1999年冬。何を思ったのか車でひたすら「サハラ砂漠」を横断。
教科書やポストカードで見る一面に広がるサラサラの砂丘は嘘か幻か。
石や岩山を割いて道なき道を走ること数時間(体感的には数日間)。




サハラ砂漠と聞くと「開けた視界」や「連なる砂丘時々オアシス」のイメージ。
でも実際の砂漠のなんと85%はこんな感じの岩や石、荒野で成り立っているのだと後で知る。
(それ早く言ってー! )




石、岩、丘、石、石、岩、山、石、岩、岩、丘、石、石、石・・・ときどきひととロバと。

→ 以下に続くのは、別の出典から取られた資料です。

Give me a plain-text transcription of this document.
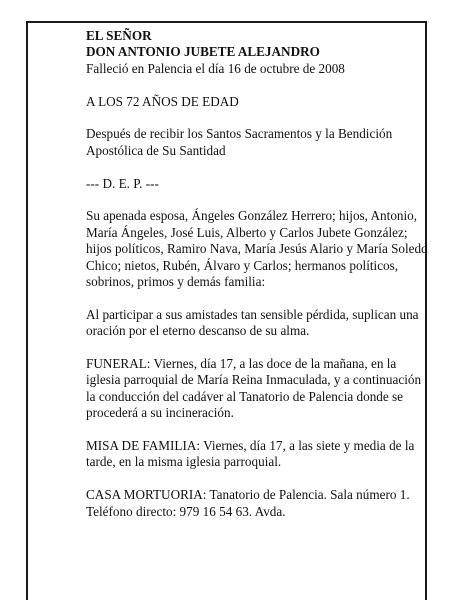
EL SEÑOR

DON ANTONIO JUBETE ALEJANDRO

Falleció en Palencia el día 16 de octubre de 2008

A LOS 72 AÑOS DE EDAD

Después de recibir los Santos Sacramentos y la Bendición Apostólica de Su Santidad

--- D. E. P. ---

Su apenada esposa, Ángeles González Herrero; hijos, Antonio, María Ángeles, José Luis, Alberto y Carlos Jubete González; hijos políticos, Ramiro Nava, María Jesús Alario y María Soledd Chico; nietos, Rubén, Álvaro y Carlos; hermanos políticos, sobrinos, primos y demás familia:

Al participar a sus amistades tan sensible pérdida, suplican una oración por el eterno descanso de su alma.

FUNERAL: Viernes, día 17, a las doce de la mañana, en la iglesia parroquial de María Reina Inmaculada, y a continuación la conducción del cadáver al Tanatorio de Palencia donde se procederá a su incineración.

MISA DE FAMILIA: Viernes, día 17, a las siete y media de la tarde, en la misma iglesia parroquial.

CASA MORTUORIA: Tanatorio de Palencia. Sala número 1. Teléfono directo: 979 16 54 63. Avda.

あの丘を越えたら今度こそ砂丘が♪・・・と期待するも果てしなく同じ景色が連なるだけの悪夢。
ヒトコブラクダもフンコロガシもオオスナネズミもウスバカゲロウも
サボテンもサラサラの砂もオアシスもすれ違うヒトもなく・・・
砂漠化した心がぽきっと折れかけていたとき、まさかの事態が!







パンク!

ガソリンスタンド…ないか。公衆電話…ないな。JAF…きてくれないか。コンビニ…あるわけないな。
「絶望」という言葉の真の意味を知った瞬間。

despairing groan…Aaaaa….got a flat tire on the way to Sahara.
Morocco 1999





と、捨てる神に拾う神!アッラー♡





ひたすらありがたい。
ありがたい以外のなにものでもない。
ありがたいを漢字で「有難い」と書く真の意味が身に染みた瞬間。
ありがたすぎて何かお手伝いとかお礼とかしたかったのだけれど
車(キカイ)音痴な私はただありがたがり「シュクランシュクランマジシュクラン…」と
念仏のように唱えながらながらオロオロすることしか… 無用の長物。







「絶望」と「希望」の狭間で見た幻覚。いや、走馬灯…!?
(ここに骨を埋めるのか私:)









アッラーの神の思し召しか。道ゆくベルベル人に助けられ、なんとかポンコツ車蘇生! 道なき道アゲイン。
日没時刻も迫り、途方に暮れた頃、突如ポツンと小さな村落が!あっらーっ♡
車中泊を覚悟のやらかした身に屋根と平らな床というご馳走!有難さの極み。

このあとの記憶は喪失。泥沼に引き摺り込まれるような深い眠りを貪ったところまでで。